И сейчас она очаровательно надула губки и положила на руку Стивена тонкие пальчики.
— Что за манера кричать такую рань! — шутливо укорила она его. — Не сомневаюсь, что тебя слышали чуть ли не в Сиднее — а может, и дальше. Ой, Стив, да ты и правда сердишься! Не будь слишком строг к этим юным голубкам. Я не могла не услышать, о чем вы говорили, и мне кажется, что ты принял все чересчур серьезно.
— Вот как, Анжела? Интересно узнать, почему ты так считаешь. Стивен говорил непримиримо, и Лу даже в этой критической ситуации не могла не почувствовать удовольствия из-за того, что ласковое прикосновение Анжелы к его руке явно не возымело того эффекта, на который та рассчитывала. Она отдернула руку, изящно пожала плечиком и развела руки в притворном отчаянии.
— Ну, ми-и-илый, — шутливо спросила она, — разве есть необходимость объяснять тебе это, как маленькому? Разве ты не помнишь, каково быть молодым, Стив? Молодым и влюбленным? Не следует слишком подробно расспрашивать об авариях по пути домой — это нетактично. Пожалуйста, не пугай больше бедного Аллана, будь умником. Я уверена, что он устал, и ему еще долго ехать домой.
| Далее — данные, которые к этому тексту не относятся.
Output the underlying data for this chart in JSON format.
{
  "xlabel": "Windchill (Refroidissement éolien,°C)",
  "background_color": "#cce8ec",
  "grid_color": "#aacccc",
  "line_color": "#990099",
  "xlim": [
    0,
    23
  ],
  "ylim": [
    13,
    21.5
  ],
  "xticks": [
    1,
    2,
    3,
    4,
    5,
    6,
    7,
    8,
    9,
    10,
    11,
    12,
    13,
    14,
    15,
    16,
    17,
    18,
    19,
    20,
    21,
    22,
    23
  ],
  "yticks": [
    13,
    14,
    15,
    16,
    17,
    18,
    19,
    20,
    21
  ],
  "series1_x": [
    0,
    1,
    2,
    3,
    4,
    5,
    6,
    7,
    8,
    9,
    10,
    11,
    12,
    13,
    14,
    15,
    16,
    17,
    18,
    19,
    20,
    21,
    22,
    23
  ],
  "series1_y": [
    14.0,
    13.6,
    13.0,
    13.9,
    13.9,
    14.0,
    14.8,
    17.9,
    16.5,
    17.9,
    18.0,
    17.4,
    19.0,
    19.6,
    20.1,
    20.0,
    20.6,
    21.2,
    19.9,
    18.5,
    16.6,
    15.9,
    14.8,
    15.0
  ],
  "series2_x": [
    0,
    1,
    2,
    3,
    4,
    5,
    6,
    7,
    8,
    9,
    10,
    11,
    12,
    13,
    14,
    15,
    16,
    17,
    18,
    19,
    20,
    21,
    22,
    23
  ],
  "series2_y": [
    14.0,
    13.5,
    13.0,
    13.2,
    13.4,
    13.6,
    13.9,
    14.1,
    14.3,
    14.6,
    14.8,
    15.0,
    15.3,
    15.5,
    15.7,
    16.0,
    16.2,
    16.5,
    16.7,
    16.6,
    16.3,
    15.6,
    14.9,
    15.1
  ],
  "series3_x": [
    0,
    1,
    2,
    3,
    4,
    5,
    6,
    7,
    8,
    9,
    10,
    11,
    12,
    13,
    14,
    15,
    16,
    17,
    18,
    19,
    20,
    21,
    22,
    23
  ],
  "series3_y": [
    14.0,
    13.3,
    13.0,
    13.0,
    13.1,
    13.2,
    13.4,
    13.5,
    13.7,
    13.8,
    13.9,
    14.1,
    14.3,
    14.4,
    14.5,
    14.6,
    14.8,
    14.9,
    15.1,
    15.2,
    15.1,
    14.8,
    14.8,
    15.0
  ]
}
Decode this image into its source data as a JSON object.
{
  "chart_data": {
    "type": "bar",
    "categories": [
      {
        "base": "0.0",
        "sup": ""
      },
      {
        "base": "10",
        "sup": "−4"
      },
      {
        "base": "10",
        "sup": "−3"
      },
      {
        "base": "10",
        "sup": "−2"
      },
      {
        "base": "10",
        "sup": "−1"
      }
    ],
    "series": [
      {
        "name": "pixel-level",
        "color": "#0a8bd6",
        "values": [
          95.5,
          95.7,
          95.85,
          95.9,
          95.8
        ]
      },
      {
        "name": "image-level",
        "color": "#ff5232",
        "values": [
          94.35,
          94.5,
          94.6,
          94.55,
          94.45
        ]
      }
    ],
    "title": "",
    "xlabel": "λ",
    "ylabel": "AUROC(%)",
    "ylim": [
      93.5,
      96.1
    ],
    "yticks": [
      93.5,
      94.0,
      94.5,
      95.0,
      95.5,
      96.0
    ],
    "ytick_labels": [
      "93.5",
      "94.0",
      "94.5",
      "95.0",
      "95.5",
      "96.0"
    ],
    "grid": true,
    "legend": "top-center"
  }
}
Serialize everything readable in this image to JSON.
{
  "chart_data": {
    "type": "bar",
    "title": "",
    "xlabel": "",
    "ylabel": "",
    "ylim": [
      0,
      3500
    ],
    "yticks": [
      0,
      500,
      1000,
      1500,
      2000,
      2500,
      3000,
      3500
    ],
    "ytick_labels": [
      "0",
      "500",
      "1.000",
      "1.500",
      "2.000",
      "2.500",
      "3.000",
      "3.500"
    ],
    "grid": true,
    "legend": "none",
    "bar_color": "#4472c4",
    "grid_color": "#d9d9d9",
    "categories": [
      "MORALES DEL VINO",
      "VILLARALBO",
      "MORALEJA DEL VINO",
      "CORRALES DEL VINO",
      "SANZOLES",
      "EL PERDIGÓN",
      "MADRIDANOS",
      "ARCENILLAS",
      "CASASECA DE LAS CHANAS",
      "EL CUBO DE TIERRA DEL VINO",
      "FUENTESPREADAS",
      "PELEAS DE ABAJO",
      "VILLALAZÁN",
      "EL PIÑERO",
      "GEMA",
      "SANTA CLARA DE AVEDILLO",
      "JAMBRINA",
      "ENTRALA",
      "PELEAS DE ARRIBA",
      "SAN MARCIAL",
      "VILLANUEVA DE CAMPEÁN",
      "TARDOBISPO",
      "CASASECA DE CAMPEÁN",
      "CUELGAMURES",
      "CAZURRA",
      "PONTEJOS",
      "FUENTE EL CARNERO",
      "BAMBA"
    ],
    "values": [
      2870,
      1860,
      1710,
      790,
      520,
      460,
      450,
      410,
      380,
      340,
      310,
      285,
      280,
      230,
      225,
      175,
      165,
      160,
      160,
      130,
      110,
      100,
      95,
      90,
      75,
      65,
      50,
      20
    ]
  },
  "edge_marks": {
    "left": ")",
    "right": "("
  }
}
А что касается Луизы… Нехорошо заставлять ее стоять тут. Несомненно, она прекрасно провела время, но теперь это на ней сказывается, разве не видно. Конечно, мы, девушки, после таких развлечений всегда хуже выглядим, правда?
Анжела подняла руку с перламутровыми ноготками, чтобы поправить свою и так безупречную прическу и улыбнулась, сначала Лу, а потом Аллану. Тот не мог встретиться с ней взглядом — и не удивительно. Бедный мальчик, подумала Лу. Каким дураком его выставила Анжела — и ведь она прекрасно знала, что может рассчитывать на то, что его врожденная деликатность не позволит ему разоблачить ее гадкий поступок.
Лу преисполнилась возмущения.
— У нас действительно сломалась машина — хотите верьте, хотите нет, — запальчиво повторила она, глядя прямо в глаза Анжеле.
— Ну конечно, милочка, конечно, сломалась, — успокоила ее Анжела. — Иначе и быть не могло, правда?
— Я уверен, что вечер был чудесным, мисс Стейси, — вмешался Стивен Брайент. — И действительно, мисс Пул права, наверное. Лучше будет не вдаваться в дальнейшие подробности…
Он холодно смотрел на нее. Она услышала, как Аллан сдавленно пробормотал что-то, робко протестуя, но неожиданно ей стало все равно. Немое огорчение на его славном юном лице зажгло ее огнем теплого участия: такое же чувство она испытывала бы к любому беспомощному животному, оказавшемуся между двумя хищниками.
Бледная, почти теряющая сознание от усталости и потрясений, она тем не менее расправила свои худенькие плечи и выпрямилась, бесстрашно встречая колючий взгляд стальных глаз. Она с трудом удерживалась на ногах и оперлась на руку Аллана, но гордо вскинула голову и ответила Стивену Брайенту с вызовом, забыв о благоразумии и осторожности:
— Да, благодарю вас, я действительно прекрасно провела вечер, необыкновенно хорошо! И вы правильно заметили — подробности касаются только нас с Алланом.
Доброй ночи, — Аллан, — вернее, доброе утро… И спасибо тебе за.., за.., за все!
Ее голос срывался.
Она в последний раз отчаянно сжала руку Аллана и, опустив голову, бросилась в свою комнату.
Оказавшись там, она в изнеможении опустилась на стул. Господь милосердный, что же она наделала? Что подумает Стив? Ну и пусть, ей все равно, что он подумает! И вообще, хуже он о ней уже думать не может, горько сказала она себе. Она больше не могла стоять там, слушая, как эти двое издеваются над Алланом.